In spite of strong performances from the ensemble, however, the unquestionable star of the show is composer Anthony Gatto's world-creating sound design and composition. When I say "world-creating," I mean just that—the music and sound do a tremendous amount to evoke the nature of each scene, to highlight the physical action onstage and heighten it. The music is haunting—at times mechanical, at times tender, but always engaging.
Overall, however, the experience of seeing Sick is summed up best by a single moment in the piece, towards the very end.
In it, two young lovers are seated on chairs, the woman behind the man. The man lifts up the woman's legs, and starts to "drive" her, as though she is a car. The woman laughs as the man becomes sillier and more vehement in his "driving." He "drives" until finally he "crashes" the "car," and they both lie on top of each other. Up to this point, the moment has been tender and fun, with two obviously experienced physical performers taking advantage of their training to bring the audience something remarkably simple yet tender and beautiful. The moment is broken, however, by the text that follows. The man asks the woman "Are you alive?" The woman laughs, "Yes, are you?" The man laughs, "Yes." The woman then becomes suddenly serious—a seriousness that goes beyond the moment of these two characters and almost screams "performance art"—and says "How do you know you are alive?"

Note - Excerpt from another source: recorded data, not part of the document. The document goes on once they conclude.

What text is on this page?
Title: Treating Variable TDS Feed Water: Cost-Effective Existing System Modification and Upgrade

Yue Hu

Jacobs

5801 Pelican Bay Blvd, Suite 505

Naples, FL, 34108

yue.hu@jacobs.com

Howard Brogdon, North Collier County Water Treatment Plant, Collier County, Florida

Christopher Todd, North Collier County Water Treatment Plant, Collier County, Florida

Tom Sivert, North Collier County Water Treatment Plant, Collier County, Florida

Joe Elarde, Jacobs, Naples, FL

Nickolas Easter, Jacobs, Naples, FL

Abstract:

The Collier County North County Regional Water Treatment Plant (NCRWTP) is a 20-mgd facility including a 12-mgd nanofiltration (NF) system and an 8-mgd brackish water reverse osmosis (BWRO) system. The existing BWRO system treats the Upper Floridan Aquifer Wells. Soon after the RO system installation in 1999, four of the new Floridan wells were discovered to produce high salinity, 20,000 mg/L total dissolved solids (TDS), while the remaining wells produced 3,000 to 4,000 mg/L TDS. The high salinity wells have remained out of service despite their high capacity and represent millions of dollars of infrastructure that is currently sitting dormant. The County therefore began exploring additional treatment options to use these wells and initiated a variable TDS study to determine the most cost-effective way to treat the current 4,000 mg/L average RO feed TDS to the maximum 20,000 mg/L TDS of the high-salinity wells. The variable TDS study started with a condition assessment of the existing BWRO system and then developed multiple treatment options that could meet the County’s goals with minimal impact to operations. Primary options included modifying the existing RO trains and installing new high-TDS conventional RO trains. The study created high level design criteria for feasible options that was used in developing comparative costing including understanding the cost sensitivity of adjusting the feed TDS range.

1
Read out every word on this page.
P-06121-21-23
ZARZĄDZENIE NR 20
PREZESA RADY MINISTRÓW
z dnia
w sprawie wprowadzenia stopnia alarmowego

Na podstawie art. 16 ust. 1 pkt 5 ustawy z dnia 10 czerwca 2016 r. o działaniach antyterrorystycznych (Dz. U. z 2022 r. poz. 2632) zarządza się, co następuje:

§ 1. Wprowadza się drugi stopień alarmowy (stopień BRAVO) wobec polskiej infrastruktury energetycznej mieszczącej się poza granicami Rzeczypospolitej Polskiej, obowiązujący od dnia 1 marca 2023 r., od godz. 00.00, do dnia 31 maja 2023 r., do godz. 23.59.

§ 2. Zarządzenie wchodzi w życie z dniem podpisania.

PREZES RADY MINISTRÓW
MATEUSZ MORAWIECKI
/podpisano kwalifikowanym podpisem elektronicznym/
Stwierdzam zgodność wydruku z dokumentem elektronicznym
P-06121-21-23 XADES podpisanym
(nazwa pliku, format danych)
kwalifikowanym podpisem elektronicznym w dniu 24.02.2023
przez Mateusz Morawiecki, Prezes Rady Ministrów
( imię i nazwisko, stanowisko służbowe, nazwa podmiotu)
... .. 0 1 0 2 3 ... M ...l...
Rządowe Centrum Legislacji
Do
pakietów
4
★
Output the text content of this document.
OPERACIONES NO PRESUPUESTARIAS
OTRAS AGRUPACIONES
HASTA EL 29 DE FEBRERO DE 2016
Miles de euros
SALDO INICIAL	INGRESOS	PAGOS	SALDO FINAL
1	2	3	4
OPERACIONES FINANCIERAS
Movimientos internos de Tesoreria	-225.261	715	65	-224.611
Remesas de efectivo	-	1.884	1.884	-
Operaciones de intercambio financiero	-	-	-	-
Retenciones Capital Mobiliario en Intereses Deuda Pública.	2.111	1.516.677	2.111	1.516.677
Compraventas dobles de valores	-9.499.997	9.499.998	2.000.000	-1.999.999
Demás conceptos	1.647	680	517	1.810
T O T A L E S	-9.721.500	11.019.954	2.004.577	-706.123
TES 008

This what the experience of seeing Sick is like: engaging physical moments of remarkable control, at times a sublime simplicity, at times dazzling moments of controlled chaos. All of which, however, are generally broken by heavy handed moralizing, and actors who handle these moments—moments grounded in text more so than physicality—without the precision needed to keep them from becoming comically overdone.
I left Sick feeling vaguely unsatisfied. There were several moments of brilliance and an awe-inspiring sound design, but these were just parts of the whole. I left Sick wanting something more. But, given the laboratory nature of this festival, this may be exactly as it was meant to be—to leave the audience curious as to how this piece will develop and where it will go next.